Женский голос ответил Егору по телефону, что Сергей мертв. И словно нагим и никчемным Егор был как будто выброшен в пустоту, из которой только и состояли теперь вещи в комнате. В своей бессмысленности они становились все ближе и ближе – так все и должно быть. Оправившись от бесконечной паузы, мысль Егора словно бы подумала его самого, что так, наверное, захотел бог, если, конечно, он есть, а если его нет, то, значит, так захотело само отсутствие бога – что ему, Егору, не суждено встретиться с ней. И оттого еще ярче и прекраснее стала его боль, что он уже никогда не родится для счастья. Он даже и не расстроился из-за Сергея в этот миг, а, скорее, разозлился на него, что это насмешка судьбы, что он, Егор, так и останется в нигде. «Но ты же так и хотел – быть в нигде и никем, – усмехнулась тогда его мысль, – лишь бы не быть где-то и кем-то». Он словно бы мстил сам себе. А может быть, и что-то темное и непонятное возвращало ему то, чего он хотел раньше.

Он спросил, что случилось? И она ответила ему. И Егору вдруг захотелось спросить у той невидимой женщины еще что-то очень и очень важное. Но, догадываясь, что он поступает неправильно, что не спрашивает сейчас, он почему-то так и не решался спросить, как будто спросить – означало бы открыться перед чем-то очень и очень важным, рискнуть собой, зная о своей слабости. Он боялся поражения? И, догадываясь, что он, конечно же, виноват сам, что совершает это над собой, и что это, скорее всего, преждевременно, и что его никто не торопит, Егор сказал «простите». И хотя он догадался, что это, конечно же, она, Бронкси, он почему-то убеждал себя сейчас, что это не она, а скорее всего, соседка или мать. Но голос собеседницы был довольно молодой, и не такой печальный, как, наверное, должен бы быть у матери Сергея. И когда он уже решился быстро и необратимо нажать на кнопку разъединений, то вдруг все же почему-то спросил:

– Это Бронкси?

И женский голос ответил:

– Да.

И тогда он сказал:

– А это Егор… Помните, в театре?

– Помню.

Она молчала и ничего больше не говорила. Егор немного помедлил и сказал:

– Может быть, мы… как-нибудь еще с вами увидимся?

– Не знаю, – сказала она.

– Я бы хотел вас увидеть.

– Зачем?

– Я часто вспоминаю ту нашу встречу.

– Какой смысл?

– Нет, наверное, никакого… Но ведь жизнь бессмысленна.

– Вы уверены?

– Боюсь, что… да.

– Тогда зачем встречаться?

– Может, поэтому и стоит.

– Боюсь, что… нет.

Егор молчал, он ждал, что она скажет что-нибудь еще, продолжит. Но она ничего не говорила, и как будто тоже чего-то ждала. Молчание надвигалось неизбежно. И, надвинувшись уже широко, стало широким, как в ночной темноте, как река, что относит и относит все дальше от берега к нарастающему на середине течению. Что теперь от пристани уже далеко, что даже если и крикнуть, то все равно не услышит никто, даже если там кто-то еще и остается.

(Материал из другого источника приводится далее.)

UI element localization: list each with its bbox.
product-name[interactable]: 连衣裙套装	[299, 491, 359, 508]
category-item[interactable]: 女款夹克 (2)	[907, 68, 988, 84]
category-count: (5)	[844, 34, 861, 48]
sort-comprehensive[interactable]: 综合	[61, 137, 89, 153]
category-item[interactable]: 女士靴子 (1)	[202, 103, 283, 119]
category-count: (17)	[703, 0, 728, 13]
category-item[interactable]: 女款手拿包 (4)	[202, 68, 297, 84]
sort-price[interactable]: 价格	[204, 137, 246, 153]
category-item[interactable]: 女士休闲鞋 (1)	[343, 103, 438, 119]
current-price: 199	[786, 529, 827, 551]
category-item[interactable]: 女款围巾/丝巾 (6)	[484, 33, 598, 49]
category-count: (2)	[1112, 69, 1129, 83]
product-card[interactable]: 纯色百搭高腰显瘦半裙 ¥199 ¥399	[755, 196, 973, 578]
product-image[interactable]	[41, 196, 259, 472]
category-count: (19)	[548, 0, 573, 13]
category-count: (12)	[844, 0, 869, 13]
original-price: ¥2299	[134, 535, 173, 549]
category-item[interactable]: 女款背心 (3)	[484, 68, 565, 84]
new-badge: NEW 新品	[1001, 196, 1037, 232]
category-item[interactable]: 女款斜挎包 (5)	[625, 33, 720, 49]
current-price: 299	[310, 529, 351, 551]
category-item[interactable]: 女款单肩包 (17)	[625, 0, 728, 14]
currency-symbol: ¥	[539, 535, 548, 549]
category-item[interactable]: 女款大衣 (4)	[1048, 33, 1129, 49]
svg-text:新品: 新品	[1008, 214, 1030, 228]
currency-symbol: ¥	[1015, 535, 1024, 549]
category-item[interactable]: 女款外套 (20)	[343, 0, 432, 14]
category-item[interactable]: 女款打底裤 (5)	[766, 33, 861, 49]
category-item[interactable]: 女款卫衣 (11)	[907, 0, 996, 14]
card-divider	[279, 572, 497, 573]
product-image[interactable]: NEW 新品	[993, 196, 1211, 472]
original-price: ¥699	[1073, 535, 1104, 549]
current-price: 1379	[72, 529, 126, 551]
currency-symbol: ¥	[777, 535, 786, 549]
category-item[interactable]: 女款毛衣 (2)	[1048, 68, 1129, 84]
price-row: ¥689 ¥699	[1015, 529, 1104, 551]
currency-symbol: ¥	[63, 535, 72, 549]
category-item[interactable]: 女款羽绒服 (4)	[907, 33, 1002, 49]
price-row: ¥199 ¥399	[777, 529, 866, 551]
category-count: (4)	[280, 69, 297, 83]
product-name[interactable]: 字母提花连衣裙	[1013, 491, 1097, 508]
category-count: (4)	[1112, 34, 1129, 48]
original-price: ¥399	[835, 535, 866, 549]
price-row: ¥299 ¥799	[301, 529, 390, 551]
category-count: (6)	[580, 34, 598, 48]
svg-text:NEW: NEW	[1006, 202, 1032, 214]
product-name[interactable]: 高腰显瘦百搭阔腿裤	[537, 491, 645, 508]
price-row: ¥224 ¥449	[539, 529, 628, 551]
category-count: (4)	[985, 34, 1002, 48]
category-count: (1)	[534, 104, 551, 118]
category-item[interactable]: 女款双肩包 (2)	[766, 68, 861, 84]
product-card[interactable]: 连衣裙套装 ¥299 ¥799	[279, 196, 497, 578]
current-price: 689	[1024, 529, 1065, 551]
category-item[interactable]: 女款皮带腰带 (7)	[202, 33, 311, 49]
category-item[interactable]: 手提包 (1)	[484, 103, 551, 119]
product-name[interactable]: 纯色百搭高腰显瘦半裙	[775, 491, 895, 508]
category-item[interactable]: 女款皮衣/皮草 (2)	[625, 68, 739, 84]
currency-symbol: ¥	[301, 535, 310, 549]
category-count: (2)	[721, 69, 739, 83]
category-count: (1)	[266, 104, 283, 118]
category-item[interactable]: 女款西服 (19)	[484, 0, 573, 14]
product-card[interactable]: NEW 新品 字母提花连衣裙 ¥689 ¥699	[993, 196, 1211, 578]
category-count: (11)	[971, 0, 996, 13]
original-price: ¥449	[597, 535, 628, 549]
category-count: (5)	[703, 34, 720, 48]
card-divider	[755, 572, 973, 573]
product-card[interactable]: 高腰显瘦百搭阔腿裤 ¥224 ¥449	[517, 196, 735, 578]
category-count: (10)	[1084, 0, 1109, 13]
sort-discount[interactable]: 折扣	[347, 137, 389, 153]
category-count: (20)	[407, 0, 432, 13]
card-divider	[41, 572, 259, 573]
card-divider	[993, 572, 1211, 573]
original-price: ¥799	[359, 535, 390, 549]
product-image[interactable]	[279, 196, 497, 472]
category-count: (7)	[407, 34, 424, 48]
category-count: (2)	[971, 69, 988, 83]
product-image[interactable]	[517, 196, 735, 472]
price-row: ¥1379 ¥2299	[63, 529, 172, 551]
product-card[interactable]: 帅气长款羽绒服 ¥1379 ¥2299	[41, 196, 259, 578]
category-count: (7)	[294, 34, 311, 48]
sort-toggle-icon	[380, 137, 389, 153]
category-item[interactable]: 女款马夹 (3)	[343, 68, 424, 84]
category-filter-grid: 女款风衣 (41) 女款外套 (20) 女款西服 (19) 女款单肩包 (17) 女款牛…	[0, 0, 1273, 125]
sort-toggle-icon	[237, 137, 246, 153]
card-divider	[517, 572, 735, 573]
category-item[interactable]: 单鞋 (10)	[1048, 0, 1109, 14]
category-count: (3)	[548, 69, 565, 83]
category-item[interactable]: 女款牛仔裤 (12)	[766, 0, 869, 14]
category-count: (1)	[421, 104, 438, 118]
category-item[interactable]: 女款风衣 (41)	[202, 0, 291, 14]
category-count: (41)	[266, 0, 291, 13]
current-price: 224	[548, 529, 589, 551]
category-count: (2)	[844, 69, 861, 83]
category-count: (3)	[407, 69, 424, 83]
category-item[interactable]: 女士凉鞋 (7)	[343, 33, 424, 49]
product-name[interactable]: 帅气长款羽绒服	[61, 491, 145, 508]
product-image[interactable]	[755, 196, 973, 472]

– Я давно уже существую… – Егор медлил. – Между «да» и «нет».

Он ждал, что теперь она хоть что-нибудь скажет. Но она почему-то по-прежнему молчала. Как будто затаилась там, на другом конце.

– Жаль, – сказал он.

И она почему-то опять не ответила.

И тогда он сказал:

– Ну что же… Всего вам самого доброго.

И разорвал связь.

Снова он был один, и снова он был никому не нужен. Он был заброшен по-прежнему в своей заброшенности.

7

И тогда профессор сам себе намазал на хлеб и сказал: – Хм… Бронкси.

Был он вполне реальный, в отличие от некоторых, человек, и по понедельникам занимался боксом. А был как раз понедельник. Профессор пораньше освободился от зачетов, и чтобы не терять времени, уже быстро проглотил сыр, положил боксерские перчатки в спортивную сумочку и отправился избивать других мускулистых мужчин, которые даже и не догадывались, что их избивает профессор.

Но – «хм… Бронкси» – все не шло из головы его. По ведомости она была Бронниковой Ксенией, но студенты называли ее Бронкси. И теперь ему почему-то страшно захотелось запендюрить Бронкси по полной. Зазудело на троллейбусной остановке, где профессор, оттолкнув какую-то бабу, влез первым в переполненный салон.

Да нет же, он никого там не лапал, он никогда не был прижималой, у него был свой внутренний императив и был свой орган мозга, смотрящий через органы глаз и через троллейбусные стекла на сияние солнца. И можно было бы даже сказать, что профессор с детства никогда не моргал, приучая себя к нестерпимому сиянию вещей, как и к расплавленному озверению ума, что и сам Платон был борец, голый по пояс, и, между прочим, даже побеждал на Истмийских общегреческих играх.

«Бронкси… хм…» – однако зудело и продолжало зиять, что профессору даже захотелось дать кому-нибудь в зубы, и чтобы она, Бронкси, увидела, узрела это давание в зубы этим его огромным кулачищем.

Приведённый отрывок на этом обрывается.